Reading and language, those most human of cognitive functions, have long been the domain of cognitive science. But new technologies for high-dimensional recording directly from the human brain are making it possible to study the neural coding of language and other human-specific cognitive functions. Making sense of the complex activity tied to these processes requires new theoretical approaches—and insights from artificial intelligence.
As you read this article, your eyes make fast, saccadic movements across the page, taking in small groups of words in your fovea three times per second. Each saccade is a snapshot that must be integrated with all the previous words, building up a conceptual understanding of what is being conveyed. After reading this article, your brain will think about it in the context of experiences and thoughts previously stored in long-term memory. Thinking is generative. Thinking underlies planning future actions. Thinking is fleeting, constantly coming and going.
The timescale for these cognitive functions is minutes to hours, much longer than well-studied sensorimotor actions that last seconds. Researchers have developed conceptual frameworks for interpreting neural activity for fast automatized actions, correlating firing rates of sensory and motor neurons with sensory perception and behavior. But this approach doesn’t work when analyzing neural population activity over much longer timescales that are not directly related to behavior. As a field, we know much less about the fundamental neural mechanisms that underlie thinking, planning and reasoning. We need a new conceptual framework for how globally distributed brain states are formed and maintained for hours.

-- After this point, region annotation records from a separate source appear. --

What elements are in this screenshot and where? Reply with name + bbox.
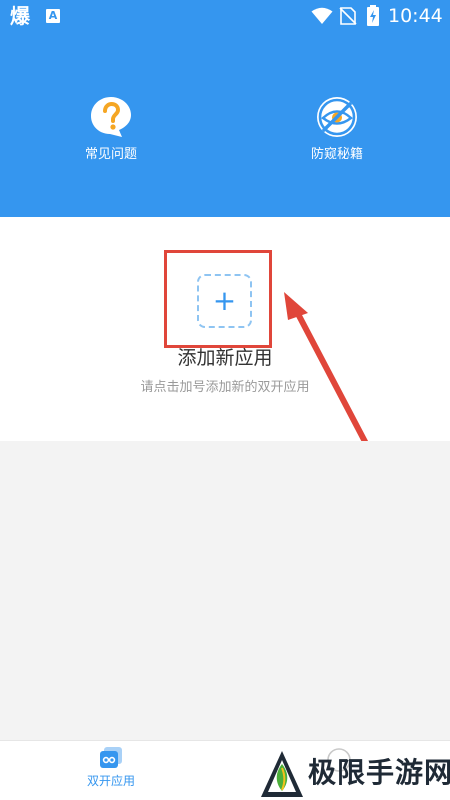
watermark-logo-icon: [261, 751, 303, 797]
faq-button[interactable]: 常见问题: [66, 95, 156, 163]
header-banner: 爆 A 10:44 常见问题 防窥秘籍: [0, 0, 450, 217]
add-app-hint: 请点击加号添加新的双开应用: [140, 380, 310, 395]
battery-charging-icon: [367, 5, 379, 26]
app-screen: 爆 A 10:44 常见问题 防窥秘籍 + 添加新应用 请点击加号添加新的双开应…: [0, 0, 450, 800]
anti-peek-label: 防窥秘籍: [310, 147, 363, 162]
watermark-text: 极限手游网: [308, 756, 450, 789]
add-app-section: + 添加新应用 请点击加号添加新的双开应用: [0, 217, 450, 441]
app-list-area: [0, 441, 450, 740]
app-notification-icon: 爆: [10, 4, 30, 28]
add-app-title: 添加新应用: [177, 347, 273, 369]
anti-peek-button[interactable]: 防窥秘籍: [292, 95, 382, 163]
plus-icon: +: [212, 284, 237, 317]
add-app-button[interactable]: +: [197, 274, 252, 328]
no-signal-icon: [339, 7, 357, 25]
a-notification-icon: A: [46, 9, 60, 23]
nav-dual-apps-label: 双开应用: [86, 774, 135, 788]
clock: 10:44: [388, 5, 443, 27]
question-bubble-icon: [91, 97, 131, 137]
status-bar: 爆 A 10:44: [0, 0, 450, 32]
watermark: 极限手游网: [258, 746, 450, 800]
dual-app-icon: [100, 747, 122, 768]
faq-label: 常见问题: [84, 147, 137, 162]
wifi-icon: [311, 7, 333, 24]
no-eye-icon: [317, 97, 357, 137]
nav-dual-apps[interactable]: 双开应用: [78, 746, 144, 789]
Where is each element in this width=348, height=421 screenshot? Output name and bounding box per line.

Linking written words across many sentences or spoken words during a long lecture, for example, requires temporal context to relate a new word to previous words. How do brains encode temporal context over hours? Long-term working memory, which supports longer-term cognitive functions, likely plays a role. Long-term working memory receives and maintains sensory inputs, using them for cognitive processing over hours, intermediate between short-term and long-term memory.